Telling the food story
For Wipperfurth, there was one surprise in his interaction with SXSW attendees: “They hadn’t formed their opinion yet. I didn’t have anybody come in attacking us on anything.”
The exhibit was aimed at sharing a lot of information for those that traveled through, from a definition of what food insecurity is to a look at gene editing. There was even a robot painting a mural, showing a farmscape with irrigation pivots — essentially, a painting of a satellite image.
“I asked someone what they thought about that display, and he was surprised to find that farmers use satellite imagery,” Wipperfurth says. “That's the kind of interaction.”
For Ribeiro, there was the eye-opener that the dialogue used in agriculture may not be the best way to communicate. “Sometimes with the circles we’re around, we all say things a certain way,” he says. “But on the panel I was on, the way the questions were asked was an eye-opener. I need to think twice or even three times before answering.”
He wondered how many times farmers, or anyone in a conversation, might be answering without thinking; and how many times two people may be saying the same thing, but in different ways. “We both may have the same passion, and say the wrong thing, because we don’t think before we speak,” he says.

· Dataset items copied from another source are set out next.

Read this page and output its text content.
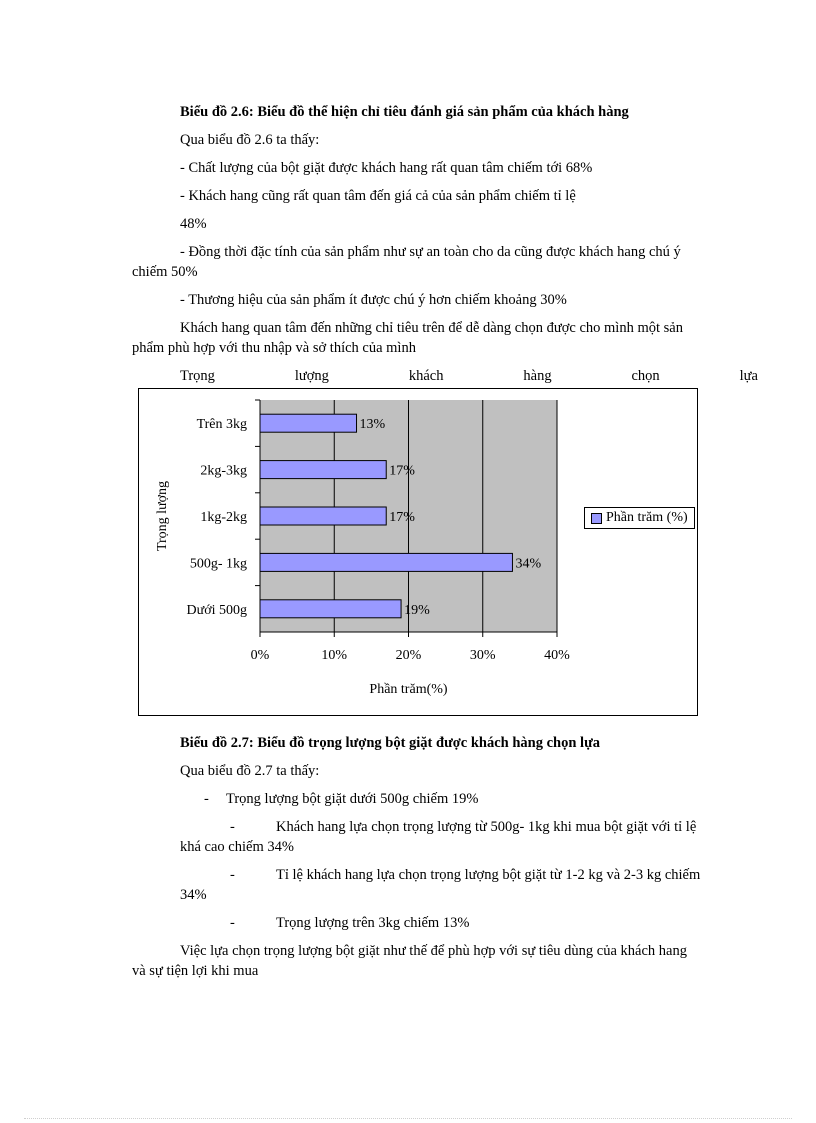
Biểu đồ 2.6: Biểu đồ thể hiện chỉ tiêu đánh giá sản phẩm của khách hàng
Qua biểu đồ 2.6 ta thấy:
- Chất lượng của bột giặt được khách hang rất quan tâm chiếm tới 68%
- Khách hang cũng rất quan tâm đến giá cả của sản phẩm chiếm tỉ lệ
48%
- Đồng thời đặc tính của sản phẩm như sự an toàn cho da cũng được khách hang chú ý
chiếm 50%
- Thương hiệu của sản phẩm ít được chú ý hơn chiếm khoảng 30%
Khách hang quan tâm đến những chỉ tiêu trên để dễ dàng chọn được cho mình một sản
phẩm phù hợp với thu nhập và sở thích của mình
Trọng	lượng	khách	hàng	chọn	lựa
0%	10%	20%	30%	40%
Trên 3kg	13%
2kg-3kg	17%
1kg-2kg	17%
500g- 1kg	34%
Dưới 500g	19%
Phần trăm(%)
Trọng lượng	Phần trăm (%)
Biểu đồ 2.7: Biểu đồ trọng lượng bột giặt được khách hàng chọn lựa
Qua biểu đồ 2.7 ta thấy:
- Trọng lượng bột giặt dưới 500g chiếm 19%
-	Khách hang lựa chọn trọng lượng từ 500g- 1kg khi mua bột giặt với tỉ lệ
khá cao chiếm 34%
-	Tỉ lệ khách hang lựa chọn trọng lượng bột giặt từ 1-2 kg và 2-3 kg chiếm
34%
-	Trọng lượng trên 3kg chiếm 13%
Việc lựa chọn trọng lượng bột giặt như thế để phù hợp với sự tiêu dùng của khách hang
và sự tiện lợi khi mua
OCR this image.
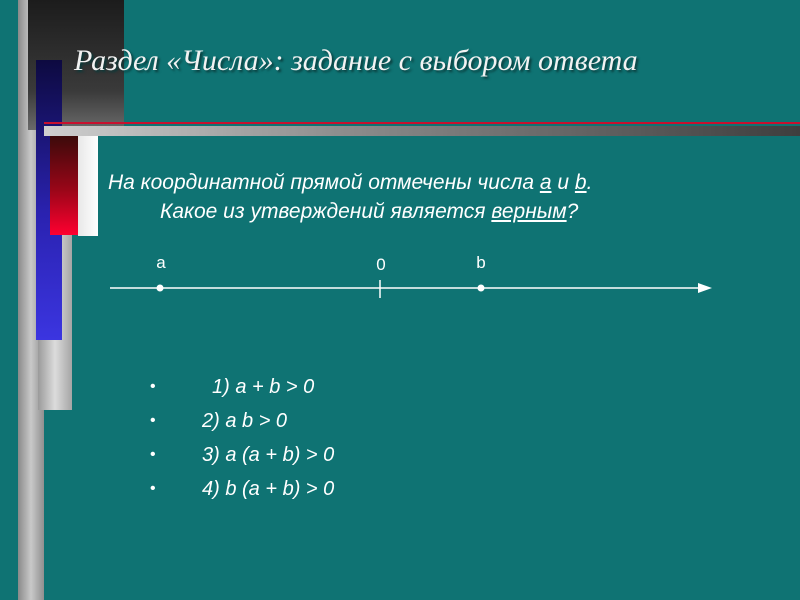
Раздел «Числа»: задание с выбором ответа
На координатной прямой отмечены числа a и b.
Какое из утверждений является верным?
a	0	b
•	1) a + b > 0
• 2) a b > 0
• 3) a (a + b) > 0
• 4) b (a + b) > 0
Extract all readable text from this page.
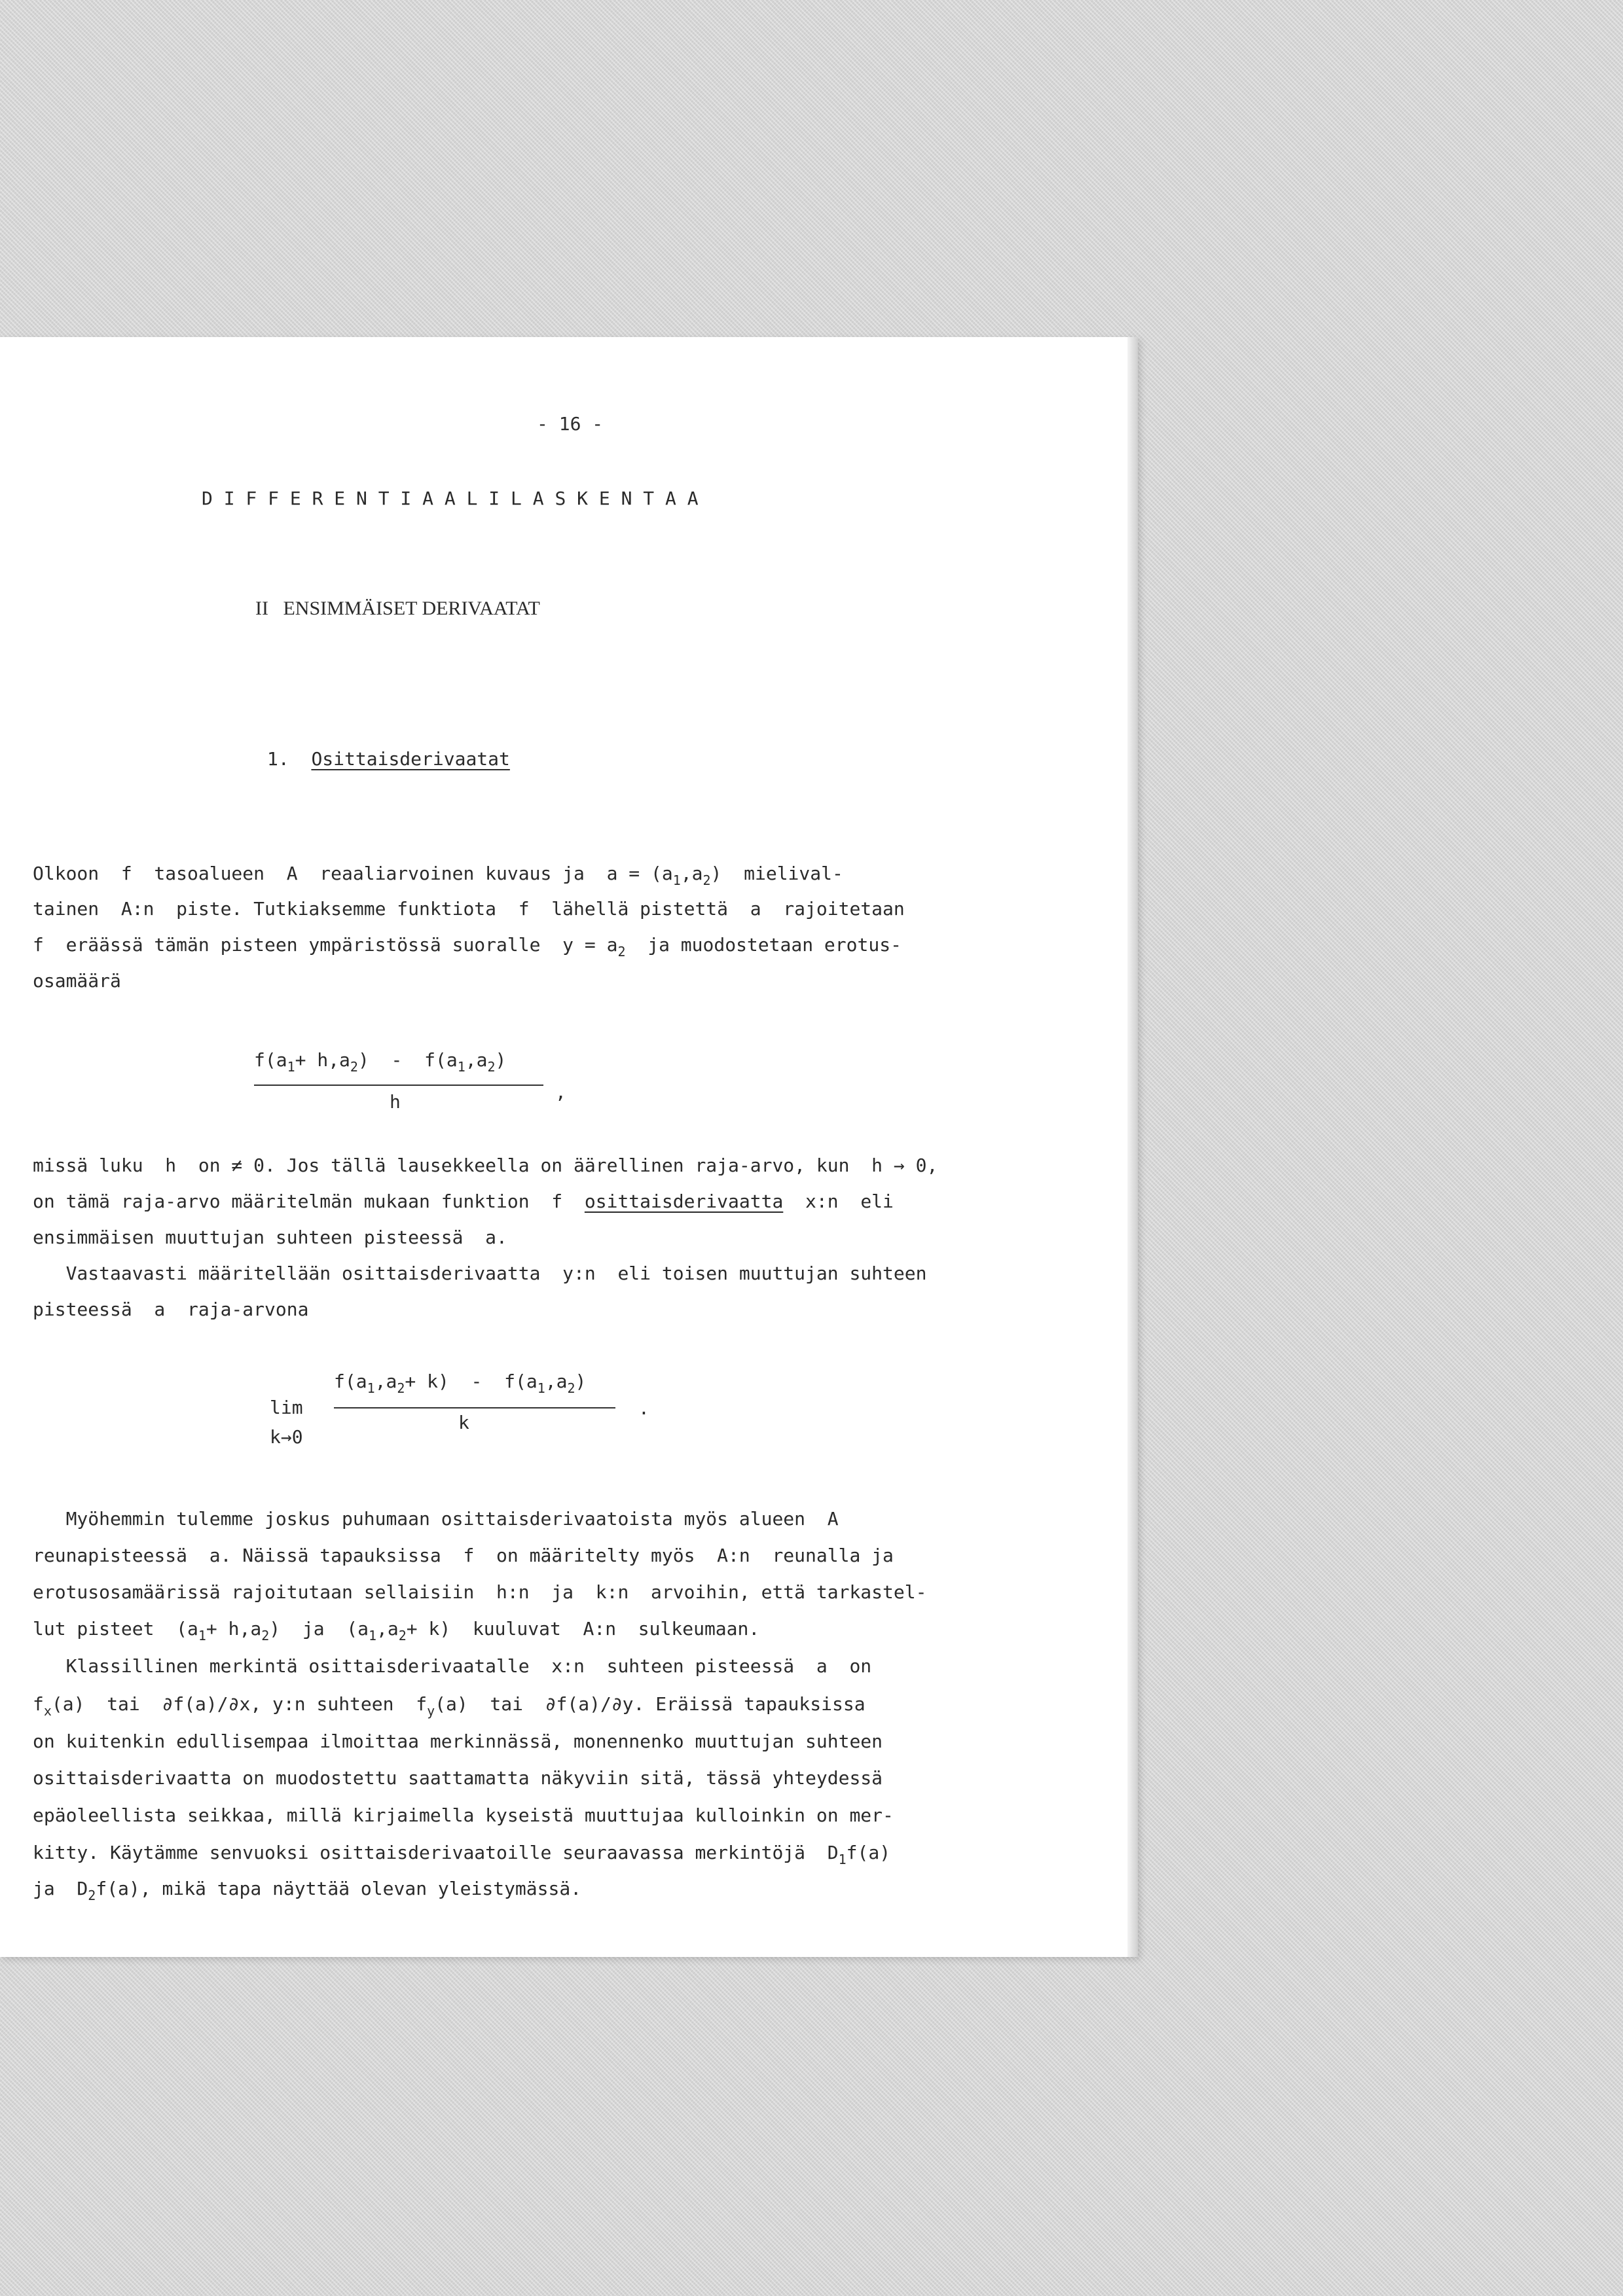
- 16 -
D I F F E R E N T I A A L I L A S K E N T A A
II   ENSIMMÄISET DERIVAATAT
1. Osittaisderivaatat
Olkoon  f  tasoalueen  A  reaaliarvoinen kuvaus ja  $a = (a_1,a_2)$  mielival-
tainen  A:n  piste. Tutkiaksemme funktiota  f  lähellä pistettä  a  rajoitetaan
f  eräässä tämän pisteen ympäristössä suoralle  $y = a_2$  ja muodostetaan erotus-
osamäärä
$f(a_1+ h,a_2) - f(a_1,a_2)$
h	,
missä luku  h  on ≠ 0. Jos tällä lausekkeella on äärellinen raja-arvo, kun  h → 0,
on tämä raja-arvo määritelmän mukaan funktion  f  osittaisderivaatta  x:n  eli
ensimmäisen muuttujan suhteen pisteessä  a.
Vastaavasti määritellään osittaisderivaatta  y:n  eli toisen muuttujan suhteen
pisteessä  a  raja-arvona
$f(a_1,a_2+ k) - f(a_1,a_2)$
lim
k→0
k
.
Myöhemmin tulemme joskus puhumaan osittaisderivaatoista myös alueen  A
reunapisteessä  a. Näissä tapauksissa  f  on määritelty myös  A:n  reunalla ja
erotusosamäärissä rajoitutaan sellaisiin  h:n  ja  k:n  arvoihin, että tarkastel-
lut pisteet  $(a_1+ h,a_2)$  ja  $(a_1,a_2+ k)$  kuuluvat  A:n  sulkeumaan.
Klassillinen merkintä osittaisderivaatalle  x:n  suhteen pisteessä  a  on
$f_x(a)$  tai  ∂f(a)/∂x, y:n suhteen  $f_y(a)$  tai  ∂f(a)/∂y. Eräissä tapauksissa
on kuitenkin edullisempaa ilmoittaa merkinnässä, monennenko muuttujan suhteen
osittaisderivaatta on muodostettu saattamatta näkyviin sitä, tässä yhteydessä
epäoleellista seikkaa, millä kirjaimella kyseistä muuttujaa kulloinkin on mer-
kitty. Käytämme senvuoksi osittaisderivaatoille seuraavassa merkintöjä  $D_1f(a)$
ja  $D_2f(a)$, mikä tapa näyttää olevan yleistymässä.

Added Wipperfurth: “We need to use the language the consumer uses. For example, GMO is what people call biotechnology. Google ‛GMO,’ and you get 10 pages of information and none of it is good; but Google ‛biotechnology’ and you get a story of a hero scientist.”
As often happens, when true dialogue occurs, both gain knowledge. SXSW is a unique incubator of future thinking that offers agriculture a chance to tell the food story to an audience seeking new, solid information about the foods they eat.
“I had one person ask me what the difference was between organic milk and conventional milk, and I told them about $3 per gallon,” Ribeiro jokes. “There’s no difference in the product. We all produce safe milk. But the bigger message is that all farming is good farming, I’m not bashing anybody; the consumer just needs to be aware of that.”
TECH AND THE CONSUMER: Visitors to SXSW got a look at this robot, which was printing a detailed satellite map on a wall. It shows the sophistication of tech farmers use today to boost productivity.
Interactive learning opportunities
There were several panels and interactive exhibits at SXSW:
The Food Effect. This Land O’Lakes exhibit had an immersive experience that used virtual reality to provide what the company called a “front-row seat to experience innovative farming techniques in action.”
There was a gene editor at this exhibit, basically a larger-than-life DNA strand, that showed the ability of science to feed more people.
A (Car)bon Capture. This was essentially a half-buried car. The point there, Wipperfurth explains, was to show how agriculture can be part of the work to capture carbon in the atmosphere and help reduce CO2 issues. The point is that healthy soils contribute to cleaner air.
Insecure Lines. What this exhibit did was present a unique way to link the idea of food insecurity to the attendees. There was a bank of phone lines where attendees could listen to stories of families dealing with food insecurity. “We wanted to put a voice to this issue,” Wipperfurth says. “And we connected with the local community on this issue.”
Every time an attendee listened to a story, a meal was donated to a local food organization.
And there was a precision art display — in fact, a robot painting a satellite image along a wall. “I talked to someone looking at that exhibit,” Wipperfurth says. “They had no idea farmers used satellite imagery in their jobs.”
Connecting to consumers — and at SXSW it’s the consumer of the future — is a key goal for Land O’Lakes. The event provides a unique opportunity to tell modern agriculture’s story to a young, receptive audience.